Ultra-filtration can also help reduce sugar in dairy without impacting the flavor or taste, Alexander said.

“It is very successful in the marketplace… our Two Good products have 80% less sugar than the category standards and consumers are responding very positively,” she said.

Thanks to these efforts and others, Alexander said Danone is “well on track” to meet its commitment to have less than 10 grams of total sugar per 100 grams in its US children’s product by 2030. The company made the commitment as part of the White House Conference on Hunger, Nutrition and Health.

Keurig Dr Pepper reduces sugar intake by promoting better-for-you alternatives

Renovating and innovating products with less sugar is not the only way to reduce sugar consumption – according to Melanie Condon, director of sustainability at Keurig Dr. Pepper, another effective strategy is to crowd out sugary options with better-for-you alternatives.
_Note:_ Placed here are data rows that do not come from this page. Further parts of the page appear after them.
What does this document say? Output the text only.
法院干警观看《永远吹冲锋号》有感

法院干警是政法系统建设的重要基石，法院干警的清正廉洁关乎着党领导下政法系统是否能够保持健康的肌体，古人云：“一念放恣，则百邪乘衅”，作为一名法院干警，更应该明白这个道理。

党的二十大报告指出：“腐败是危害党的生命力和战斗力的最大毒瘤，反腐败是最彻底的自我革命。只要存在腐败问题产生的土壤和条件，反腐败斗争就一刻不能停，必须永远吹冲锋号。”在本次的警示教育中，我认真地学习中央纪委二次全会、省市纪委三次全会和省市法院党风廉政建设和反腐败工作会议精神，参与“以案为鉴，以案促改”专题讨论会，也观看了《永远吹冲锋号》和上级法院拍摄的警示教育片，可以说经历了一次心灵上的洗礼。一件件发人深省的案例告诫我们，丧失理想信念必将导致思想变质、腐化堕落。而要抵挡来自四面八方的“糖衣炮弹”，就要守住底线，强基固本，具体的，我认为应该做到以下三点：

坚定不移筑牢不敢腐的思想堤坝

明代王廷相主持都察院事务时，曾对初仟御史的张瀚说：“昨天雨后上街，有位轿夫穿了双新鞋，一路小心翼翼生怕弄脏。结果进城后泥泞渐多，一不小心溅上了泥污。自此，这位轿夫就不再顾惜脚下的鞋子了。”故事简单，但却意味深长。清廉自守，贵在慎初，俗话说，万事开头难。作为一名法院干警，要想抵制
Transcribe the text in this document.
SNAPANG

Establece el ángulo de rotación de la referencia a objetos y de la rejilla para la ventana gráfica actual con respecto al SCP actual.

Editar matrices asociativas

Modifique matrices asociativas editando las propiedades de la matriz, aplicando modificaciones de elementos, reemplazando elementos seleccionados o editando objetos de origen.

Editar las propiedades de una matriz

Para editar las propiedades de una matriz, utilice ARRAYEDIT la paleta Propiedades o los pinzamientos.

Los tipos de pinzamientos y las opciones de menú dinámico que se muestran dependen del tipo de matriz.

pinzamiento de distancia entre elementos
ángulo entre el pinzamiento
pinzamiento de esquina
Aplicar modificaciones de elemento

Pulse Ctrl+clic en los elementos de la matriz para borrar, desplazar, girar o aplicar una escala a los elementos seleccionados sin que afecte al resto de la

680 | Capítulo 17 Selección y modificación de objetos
To encourage consumers to buy healthier options without sacrificing sales, Keurig Dr. Pepper is working with retailers to increase distribution and velocities for low- and no-sugar beverages.

The company teamed with Stop & Shop in the Northeast to market better food and beverage option sin under-resourced communities. Beginning in 2022, Keurig Dr Pepper tested different in-store marketing and merchandising strategies for its water brands, including end caps, pallet drops, at the checkout cooler and along a wall near an in-store retail dietitian’s office.

“We had signs that said better-for-you products are here … we had shelf guides and different price promotions” that were tracked over time to measure sales and identify the best display and marketing strategies.

“The end result was those items that we had on display … had higher sales compared to the year before. And equally important was that the total beverage sales around that time stayed the same. So, what that showed us is that when you position and merchandise these options, consumers can gravitate toward them and it won’t necessarily hurt any overall sales,” but it will reduce overall added sugar consumption, she said.

During the pilot, Condon added she was surprised at how effective working with retail dietitians was in terms of promoting products in a way that resonated with the community.

“We will continue on next year to find areas where we can educate ourselves as well as educate communities with our retailers through this dietitian network,” she added.